The town's football club appeared at the High Court this morning for the third time in as many months to face the petition over unpaid debts.

Ahead of the hearing, Bury North MP James Frith, fans trust Forever Bury and Bury Council leader Rishi Shori wrote to today’s judge pleading for yet more time in a desperate bid to save the historic club.

And to the relief of supporters, the club was given further breathing space in order to seek a company voluntary agreement (CVA).

It came after the club asked the Insolvency and Companies Court for a moratorium for six weeks, which Judge Mark Mullen, one of the country’s senior insolvency judges, agreed to.

A CVA is an agreement between an insolvent company and its creditors. A moratorium is a stay on legal proceedings.

The judge gave permission for any subsequent debts that may arise to be added to the winding up petition which is led by HM Revenue & Customs.

Last month a judge granted more time after hearing that there were three prospective buyers for the debt-laden club, which was promoted to League One back in April.

Creditor, Capital Bridge Finance, said to be owed £3.5million, had intended to ask for a 28 day adjournment of the winding up petition pending payment in full, the court was told.

“However the company this morning indicated it is asking for CVA proposals and a moratorium of six weeks,” said HMRC barrister Giselle McGann.

She added that there was almost £1 million in additional debt.

Bury FC Co Ltd’s barrister said it was his application for CVA proposals and a moratorium.

Bury has numerous creditors and a handful of barristers were in court this morning representing them.

HMRC was said at an earlier hearing to be owed £277,640.

Among other creditors identified today were Capital Bridge, SM Impact Ltd, Quantum Finance Ltd (owed £87,000), and former assistant manager Chris Brass (owed £89,000). Other sums mentioned as owing by various creditors included sums of £465,000 and £4,800.

Another name mentioned previously has been Stellar Football Ltd.

The letter to the judge from Mr Frith was not referred to at the brief hearing this morning, but Mr Frith has revealed details of it on Twitter.

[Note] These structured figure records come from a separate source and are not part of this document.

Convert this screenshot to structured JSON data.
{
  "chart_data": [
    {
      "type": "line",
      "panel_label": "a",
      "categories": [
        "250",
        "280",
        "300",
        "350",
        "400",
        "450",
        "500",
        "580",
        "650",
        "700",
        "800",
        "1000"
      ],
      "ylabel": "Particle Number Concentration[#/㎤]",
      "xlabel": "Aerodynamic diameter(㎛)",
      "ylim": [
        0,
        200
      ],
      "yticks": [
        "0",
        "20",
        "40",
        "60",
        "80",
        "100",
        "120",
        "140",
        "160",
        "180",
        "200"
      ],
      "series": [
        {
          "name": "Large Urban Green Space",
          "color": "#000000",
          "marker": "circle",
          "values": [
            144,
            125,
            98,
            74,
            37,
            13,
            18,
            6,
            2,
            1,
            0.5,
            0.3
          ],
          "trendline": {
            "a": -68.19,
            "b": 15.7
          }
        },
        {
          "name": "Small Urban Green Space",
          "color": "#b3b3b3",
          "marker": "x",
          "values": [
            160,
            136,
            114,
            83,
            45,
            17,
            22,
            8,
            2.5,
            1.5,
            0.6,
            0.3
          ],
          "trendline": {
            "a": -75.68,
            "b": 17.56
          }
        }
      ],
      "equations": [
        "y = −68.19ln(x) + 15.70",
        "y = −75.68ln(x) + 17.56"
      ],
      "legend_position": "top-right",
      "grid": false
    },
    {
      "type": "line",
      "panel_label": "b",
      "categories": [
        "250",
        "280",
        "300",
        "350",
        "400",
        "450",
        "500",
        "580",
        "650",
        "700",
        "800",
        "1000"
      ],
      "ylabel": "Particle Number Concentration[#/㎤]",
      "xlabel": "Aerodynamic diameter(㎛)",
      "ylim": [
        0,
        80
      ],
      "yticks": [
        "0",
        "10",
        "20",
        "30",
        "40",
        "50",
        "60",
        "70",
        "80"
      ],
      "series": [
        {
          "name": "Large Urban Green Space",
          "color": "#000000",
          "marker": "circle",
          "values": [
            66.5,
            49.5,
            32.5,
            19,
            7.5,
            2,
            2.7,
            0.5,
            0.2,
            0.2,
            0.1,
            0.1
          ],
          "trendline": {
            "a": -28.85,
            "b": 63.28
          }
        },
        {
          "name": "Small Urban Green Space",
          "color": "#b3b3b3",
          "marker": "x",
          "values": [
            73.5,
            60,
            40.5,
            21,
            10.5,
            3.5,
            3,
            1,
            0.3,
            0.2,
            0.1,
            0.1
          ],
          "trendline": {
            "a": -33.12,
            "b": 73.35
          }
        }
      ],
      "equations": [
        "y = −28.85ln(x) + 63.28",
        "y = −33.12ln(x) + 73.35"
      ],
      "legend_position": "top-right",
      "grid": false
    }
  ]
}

His letter told the judge that there were “at least two live considerations to buy the club with both interested parties having signed NDAs [non-disclosure agreements] as part of this commitment to progress”.

He said the club was one of the oldest in English football and said the hope was that a buyer could be found for it.

His letter spoke of the whole community collectively wanting Bury FC “to survive this existential crisis”.

Players have not been paid for months by owner Steve Dale, who bought the club last December from Stewart Day, and other staff have received their wages late.